À l'instar des pharmaciens, qui réclament des pouvoirs accrus auprès des malades, les infirmières du Québec souhaitent un déploiement étendu et plus rapide des ordonnances collectives. Ces ordonnances, dont les principes de base ont été établis en 2003 grâce à une entente avec le gouvernement et le Collège des médecins, permettent aux infirmières en CLSC de procéder à des tests sanguins, de prescrire la contraception hormonale et d'ajuster des médicaments ou des traitements, notamment pour le diabète ou l'hypertension.

La cadence de leur déploiement dans les groupes de médecine familiale (GMF) sera au centre des discussions du 16e colloque de l'Ordre des infirmières et infirmiers du Québec (OIIQ), qui s'ouvre aujourd'hui à Montréal. «Peut-on faire mieux et plus rapidement?», se demandera l'Ordre, qui ne manquera pas d'interpeller le gouvernement et les associations de médecins.

Invité par l'OIIQ à exposer son point de vue ce matin, le Dr Louis Godin, président de la Fédération des médecins omnipraticiens du Québec (FMOQ), estime que les ordonnances collectives sont «l'un des outils les plus puissants et les plus utiles pour la prise en charge des patients». «Au départ, il y a eu une certaine résistance des médecins parce que c'est complexe à rédiger, mais les médecins sont ouverts, d'autant plus que les ordonnances ne sont pas réservées aux infirmières bachelières ou praticiennes. Elles sont par ailleurs utiles dans les groupes de médecine familiale avec la participation des pharmaciens. À la rigueur, il faudrait que tous les GMF puissent pratiquer de cette façon avec la collaboration de deux ou trois infirmières.»
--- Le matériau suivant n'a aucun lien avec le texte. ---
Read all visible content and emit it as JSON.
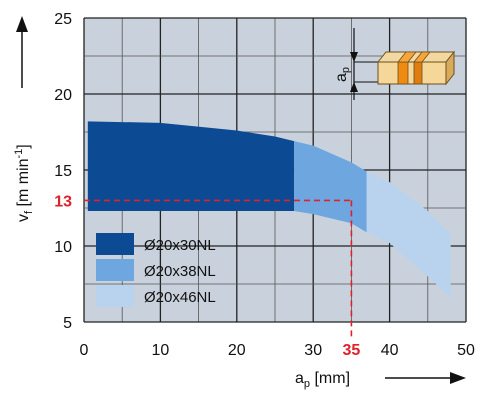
{
  "chart_data": {
    "type": "area",
    "title": "",
    "xlabel": {
      "main": "a",
      "sub": "p",
      "unit": " [mm]"
    },
    "ylabel": {
      "main": "v",
      "sub": "f",
      "unit": " [m min",
      "unit_sup": "-1",
      "unit_end": "]"
    },
    "xlim": [
      0,
      50
    ],
    "ylim": [
      5,
      25
    ],
    "xticks": [
      0,
      10,
      20,
      30,
      40,
      50
    ],
    "yticks": [
      5,
      10,
      15,
      20,
      25
    ],
    "grid": true,
    "grid_minor_step": {
      "x": 5,
      "y": 2.5
    },
    "background_color": "#c9d2dc",
    "series": [
      {
        "name": "Ø20x30NL",
        "color": "#0c4b94",
        "x": [
          0.5,
          10,
          20,
          25,
          27.5
        ],
        "upper": [
          18.2,
          18.1,
          17.6,
          17.2,
          16.9
        ],
        "lower": [
          12.3,
          12.3,
          12.3,
          12.3,
          12.3
        ]
      },
      {
        "name": "Ø20x38NL",
        "color": "#6ea6df",
        "x": [
          27.5,
          30,
          35,
          37
        ],
        "upper": [
          16.9,
          16.6,
          15.5,
          14.9
        ],
        "lower": [
          12.3,
          12.1,
          11.5,
          10.9
        ]
      },
      {
        "name": "Ø20x46NL",
        "color": "#b9d3ee",
        "x": [
          37,
          40,
          45,
          48
        ],
        "upper": [
          14.9,
          14.2,
          12.3,
          10.8
        ],
        "lower": [
          10.9,
          10.2,
          8.0,
          6.6
        ]
      }
    ],
    "highlight": {
      "x": 35,
      "y": 13,
      "x_label": "35",
      "y_label": "13",
      "color": "#e0202a"
    },
    "legend_position": "bottom-left",
    "inset_label": {
      "main": "a",
      "sub": "p"
    }
  }
}
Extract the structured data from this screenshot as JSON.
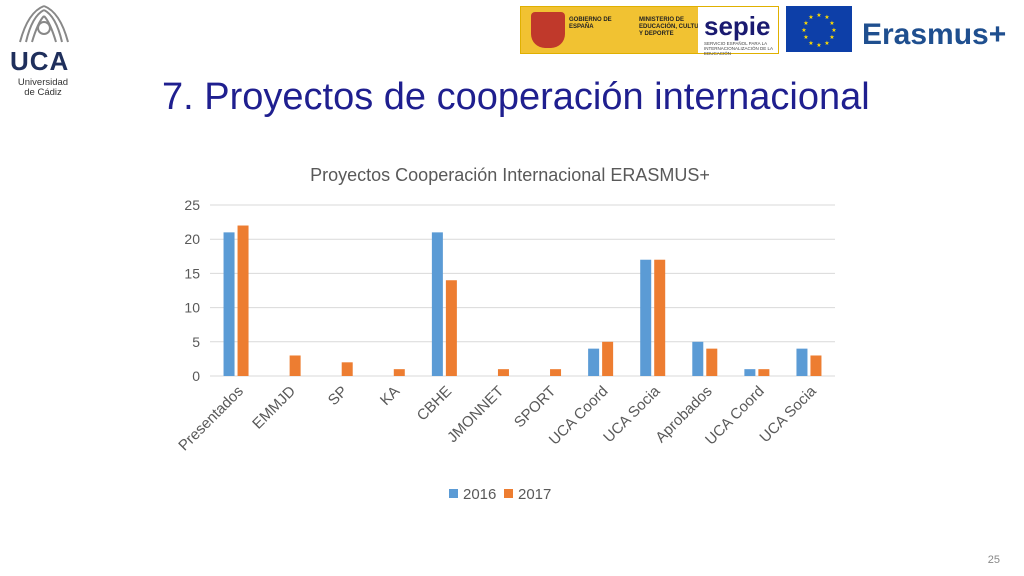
{
  "logo": {
    "uni_mark": "UCA",
    "uni_line1": "Universidad",
    "uni_line2": "de Cádiz"
  },
  "banners": {
    "gov_line1": "GOBIERNO DE ESPAÑA",
    "gov_line2": "MINISTERIO DE EDUCACIÓN, CULTURA Y DEPORTE",
    "sepie": "sepie",
    "sepie_sub": "SERVICIO ESPAÑOL PARA LA INTERNACIONALIZACIÓN DE LA EDUCACIÓN",
    "erasmus": "Erasmus+"
  },
  "slide": {
    "title": "7. Proyectos de cooperación internacional",
    "page_number": "25"
  },
  "colors": {
    "series_2016": "#5b9bd5",
    "series_2017": "#ed7d31",
    "grid": "#d9d9d9",
    "title": "#1f1f8f"
  },
  "chart_data": {
    "type": "bar",
    "title": "Proyectos Cooperación Internacional ERASMUS+",
    "categories": [
      "Presentados",
      "EMMJD",
      "SP",
      "KA",
      "CBHE",
      "JMONNET",
      "SPORT",
      "UCA Coord",
      "UCA Socia",
      "Aprobados",
      "UCA Coord",
      "UCA Socia"
    ],
    "series": [
      {
        "name": "2016",
        "values": [
          21,
          0,
          0,
          0,
          21,
          0,
          0,
          4,
          17,
          5,
          1,
          4
        ]
      },
      {
        "name": "2017",
        "values": [
          22,
          3,
          2,
          1,
          14,
          1,
          1,
          5,
          17,
          4,
          1,
          3
        ]
      }
    ],
    "ylim": [
      0,
      25
    ],
    "yticks": [
      0,
      5,
      10,
      15,
      20,
      25
    ],
    "grid": true,
    "legend": "bottom"
  }
}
Chef de file en matière d'ordonnances collectives, le CSSS Pierre-Boucher, en Montérégie, est doté d'un programme pour soigner la jaunisse (ictère) chez le nouveau-né. Une trentaine d'infirmières réparties dans trois CLSC sont en mesure de dépister la maladie, de la traiter et d'assurer le suivi à domicile. Au CSSS, on explique que cela évite aux mères d'être séparées de leur bébé à sa naissance. «Quand les résultats démontrent qu'il y a une jaunisse, on peut faire la photothérapie à domicile. On peut aussi examiner les bébés, et on a reçu la formation pour indiquer aux parents comment surveiller l'ictère.»

«C'est gagnant-gagnant, tant pour les mères que pour le réseau de la santé, précise Pauline Plourde, directrice des soins infirmiers et des programmes de santé publique de ce CSSS. On a beaucoup d'accouchements dans notre région, ça améliore donc l'accessibilité.» Elle ajoute que plusieurs autres ordonnances collectives sont en cours d'élaboration avec les médecins, dont une qui permettra de préparer les patients à la chirurgie bariatrique. À cela, le CSSS a déjà mis en place un service téléphonique ouvert 24 heures sur 24 pour les mères d'un bébé souffrant d'ictère, dont la cause est une immaturité du foie et qui, mal soigné, peut laisser des séquelles neurologiques.

Ailleurs au Québec, les centres de santé et de services sociaux intègrent peu à peu les ordonnances collectives. Mais il reste du travail à faire pour harmoniser le processus avec les pharmaciens et l'implanter à grande échelle dans les groupes de médecine familiale.